Comment: In FTR #706, we examined John Loftus’ contention that there are two CIA’s–one Democratic that serves the interests of the United States and one Republican, which serves the interests of the trans-national corporations.
Is the “Republican CIA” working to poison relations between the two countries, thereby weakening Obama’s administration?
The incident brings to mind the U‑2 incident of 1960, in which the CIA’s apparently deliberate sabotage of a U‑2 spy plane deep-sixed a proposed summit conference between President Eisenhower and Premier Khruschev of the U.S.S.R. (This was discussed in Part I of “The Guns of November.”)
Also interesting to contemplate in this context is a December 2009 pro-jihadist conference in Georgia, held with apparent U.S. support, discussed in FTR #710. Part of the rapprochement achieved between Medvedev and Obama concerned America’s placement of a jihadist terrortist on the international terror watch list, as desired and requested by Russia.

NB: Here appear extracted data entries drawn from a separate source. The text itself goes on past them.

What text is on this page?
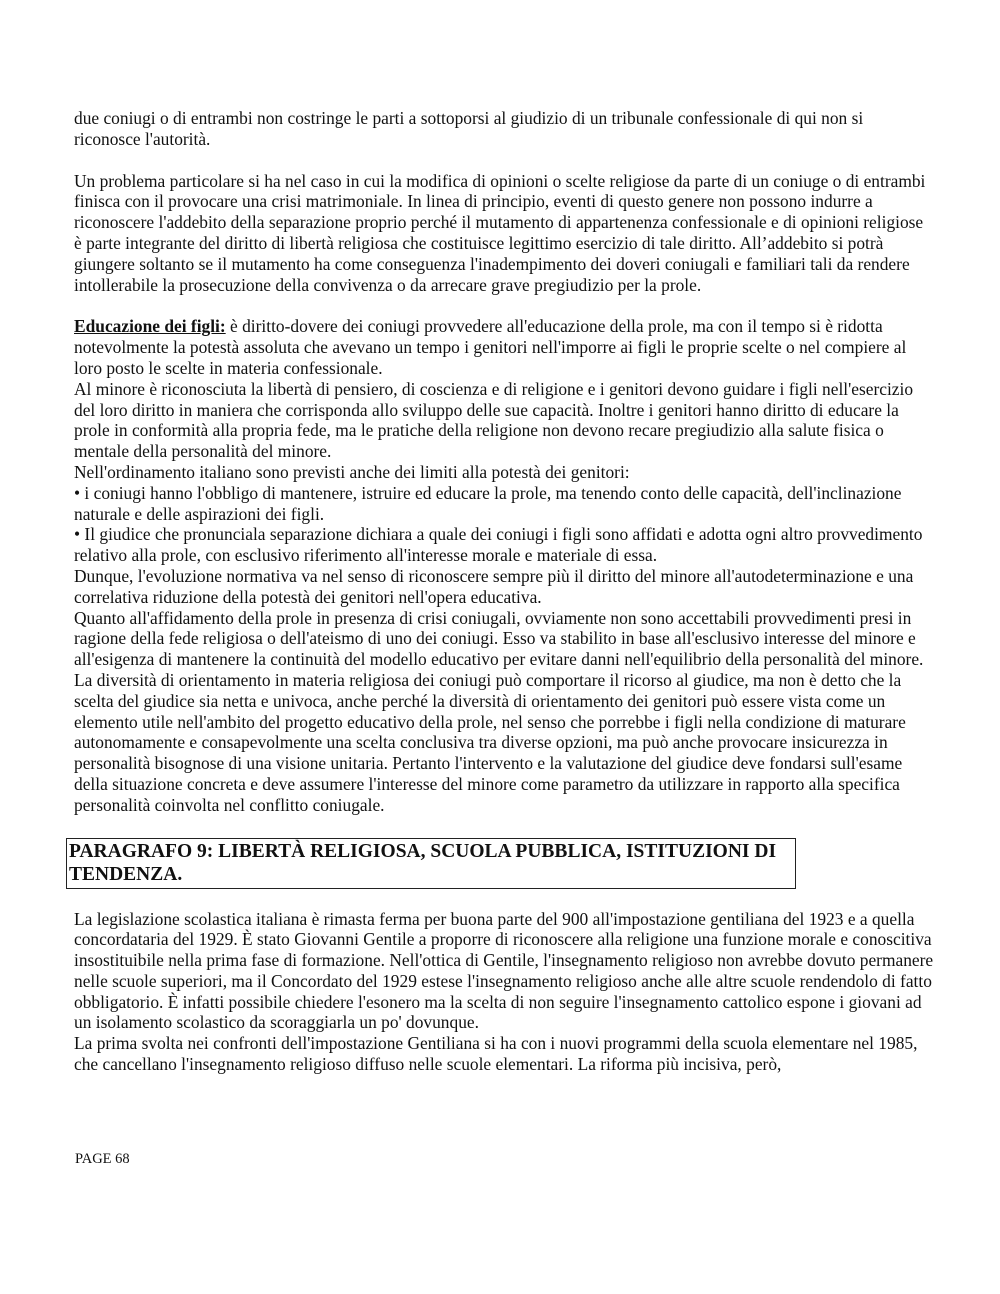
due coniugi o di entrambi non costringe le parti a sottoporsi al giudizio di un tribunale confessionale di qui non si riconosce l'autorità.

Un problema particolare si ha nel caso in cui la modifica di opinioni o scelte religiose da parte di un coniuge o di entrambi finisca con il provocare una crisi matrimoniale. In linea di principio, eventi di questo genere non possono indurre a riconoscere l'addebito della separazione proprio perché il mutamento di appartenenza confessionale e di opinioni religiose è parte integrante del diritto di libertà religiosa che costituisce legittimo esercizio di tale diritto. All’addebito si potrà giungere soltanto se il mutamento ha come conseguenza l'inadempimento dei doveri coniugali e familiari tali da rendere intollerabile la prosecuzione della convivenza o da arrecare grave pregiudizio per la prole.

Educazione dei figli: è diritto-dovere dei coniugi provvedere all'educazione della prole, ma con il tempo si è ridotta notevolmente la potestà assoluta che avevano un tempo i genitori nell'imporre ai figli le proprie scelte o nel compiere al loro posto le scelte in materia confessionale.

Al minore è riconosciuta la libertà di pensiero, di coscienza e di religione e i genitori devono guidare i figli nell'esercizio del loro diritto in maniera che corrisponda allo sviluppo delle sue capacità. Inoltre i genitori hanno diritto di educare la prole in conformità alla propria fede, ma le pratiche della religione non devono recare pregiudizio alla salute fisica o mentale della personalità del minore.

Nell'ordinamento italiano sono previsti anche dei limiti alla potestà dei genitori:

• i coniugi hanno l'obbligo di mantenere, istruire ed educare la prole, ma tenendo conto delle capacità, dell'inclinazione naturale e delle aspirazioni dei figli.

• Il giudice che pronunciala separazione dichiara a quale dei coniugi i figli sono affidati e adotta ogni altro provvedimento relativo alla prole, con esclusivo riferimento all'interesse morale e materiale di essa.

Dunque, l'evoluzione normativa va nel senso di riconoscere sempre più il diritto del minore all'autodeterminazione e una correlativa riduzione della potestà dei genitori nell'opera educativa.

Quanto all'affidamento della prole in presenza di crisi coniugali, ovviamente non sono accettabili provvedimenti presi in ragione della fede religiosa o dell'ateismo di uno dei coniugi. Esso va stabilito in base all'esclusivo interesse del minore e all'esigenza di mantenere la continuità del modello educativo per evitare danni nell'equilibrio della personalità del minore. La diversità di orientamento in materia religiosa dei coniugi può comportare il ricorso al giudice, ma non è detto che la scelta del giudice sia netta e univoca, anche perché la diversità di orientamento dei genitori può essere vista come un elemento utile nell'ambito del progetto educativo della prole, nel senso che porrebbe i figli nella condizione di maturare autonomamente e consapevolmente una scelta conclusiva tra diverse opzioni, ma può anche provocare insicurezza in personalità bisognose di una visione unitaria. Pertanto l'intervento e la valutazione del giudice deve fondarsi sull'esame della situazione concreta e deve assumere l'interesse del minore come parametro da utilizzare in rapporto alla specifica personalità coinvolta nel conflitto coniugale.

PARAGRAFO 9: LIBERTÀ RELIGIOSA, SCUOLA PUBBLICA, ISTITUZIONI DI TENDENZA.

La legislazione scolastica italiana è rimasta ferma per buona parte del 900 all'impostazione gentiliana del 1923 e a quella concordataria del 1929. È stato Giovanni Gentile a proporre di riconoscere alla religione una funzione morale e conoscitiva insostituibile nella prima fase di formazione. Nell'ottica di Gentile, l'insegnamento religioso non avrebbe dovuto permanere nelle scuole superiori, ma il Concordato del 1929 estese l'insegnamento religioso anche alle altre scuole rendendolo di fatto obbligatorio. È infatti possibile chiedere l'esonero ma la scelta di non seguire l'insegnamento cattolico espone i giovani ad un isolamento scolastico da scoraggiarla un po' dovunque.

La prima svolta nei confronti dell'impostazione Gentiliana si ha con i nuovi programmi della scuola elementare nel 1985, che cancellano l'insegnamento religioso diffuso nelle scuole elementari. La riforma più incisiva, però,

PAGE 68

“Obama, Medvedev Meet, Russia Pleased with U.S. Chechen Move”; World Bulletin; 6/25/2010.
Excerpt: . . . .Meanwhile, The United States on Wednesday said it had listed [sic] Chechen insurgent leader as a “terrorist”, a step that is likely to please the Kremlin on the eve of talks between Obama and Medvedev.
The State Department said the listing, approved by Secretary of State Hillary Clinton, would help to stem the flow of funds to Chechen insurgent leader Doku Umarov, who styles himself the “Emir of the Caucasus Emirate.”
“The designation of Umarov is in direct response to the threats posed to United States and Russia,” Daniel Benjamin, the Department of State’s Coordinator for Counterterrorism, said in a statement.
One of the most populous regions in the mainly Muslim north Caucasus, Chechnya which declared independency after the collapse of the Soviet Union in 1991 but was attacked by Russian forces in two wars since the mid-1990s. Still low-level insurgency continues in Muslim states. . . .
Comment: Did this move run counter to the wishes of a pro-Muslim Brotherhood, pro-jihadist element associated with transnational petroleum companies? Are they, in turn, seeking to separate the Caucausian and Central Asian fossil fuel resources from Russia? Will it serve the interests of the Underground Reich, seeking to manifest traditional German Ostpolitik, while exacerbating tensions between the U.S. and Russia? Will it serve the interests of the GOP, by weakening Obama’s foreign policy?
With the strange timing of the surfacing of this Russian spying scandal, are we seeing ‘U‑2, II”?